Current all-in battery costs are about $200/kWh. Daily global energy use is about 400 TWh. That would be an 80 trillion dollar battery for just one day of backup.
That just isn't feasible to build near term and it isn't even enough to prevent blackouts. Plus the current methods probably don't scale that far, so the cost is even higher.
Previous generation of nuclear reactors in France were built for less than 2 billion euros (constant euro) per GW (sorry it's in french, you can see the numbers here http://i-tese.cea.fr/_files/LettreItese18/ECLAIRAGES/REP.pdf on page 10). There were 50 reactors of three types (900, 1300 then 1450 GW). If we had kept this technology instead of losing the know-how and developing a new program, we could certainly build 1500 GW for those 3T. Don't know if any other country ever achieved such economy scale on its civil nuclear program, maybe South-Korea as like France they have only one nuclear company, and even more reactors per sites of few different models.

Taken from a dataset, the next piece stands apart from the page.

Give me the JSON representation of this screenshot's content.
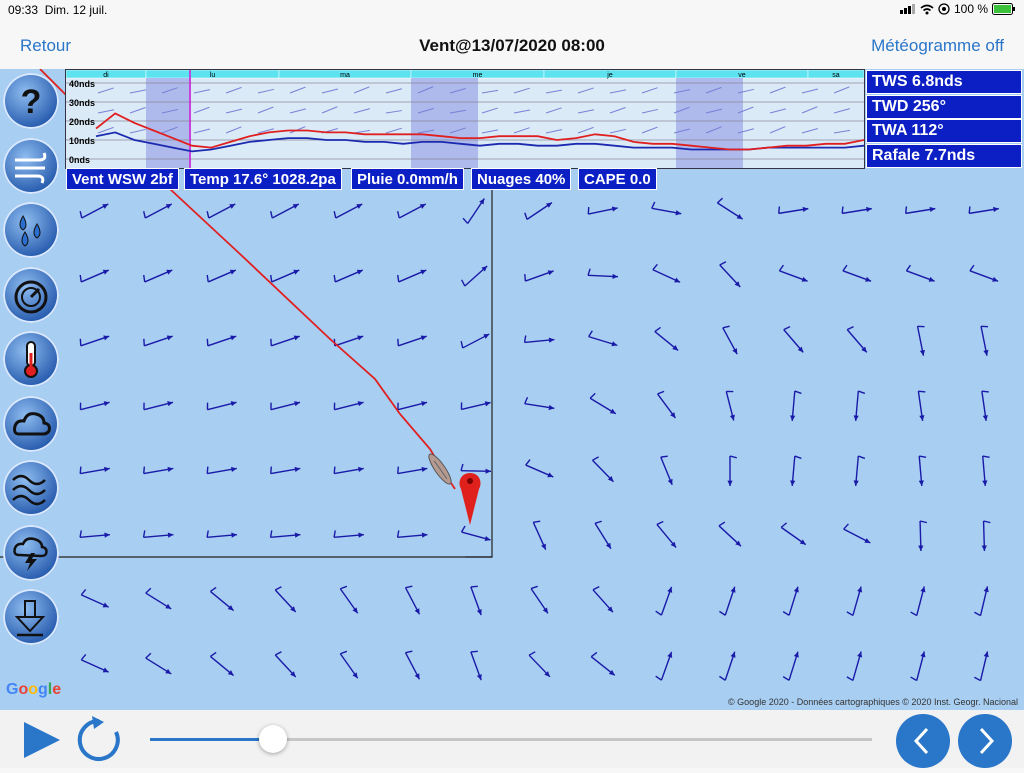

Finally and (slightly) anti-nuclear piece worth reading. Yes, solar is easy for capitalism, but I'm not sure building all those batteries is. Building smaller pre-fab nukes vs building larger battery arrays seem pretty close in terms of challenges.
You don't have a citation on "$3T would buy 200 GW of nuclear power plants", and I very much doubt that extrapolation, because if any sane planner got the $3T budget, the first thing they would do is invest heavily in pre-fab.
It's all relative. Yes, a $3T order for nuclear would reduce costs. But a $3T order for batteries would also reduce their cost. Which would reduce more? I posit the batteries.
$3T would buy 200 GW of nuclear power plants, about 3% of what's needed.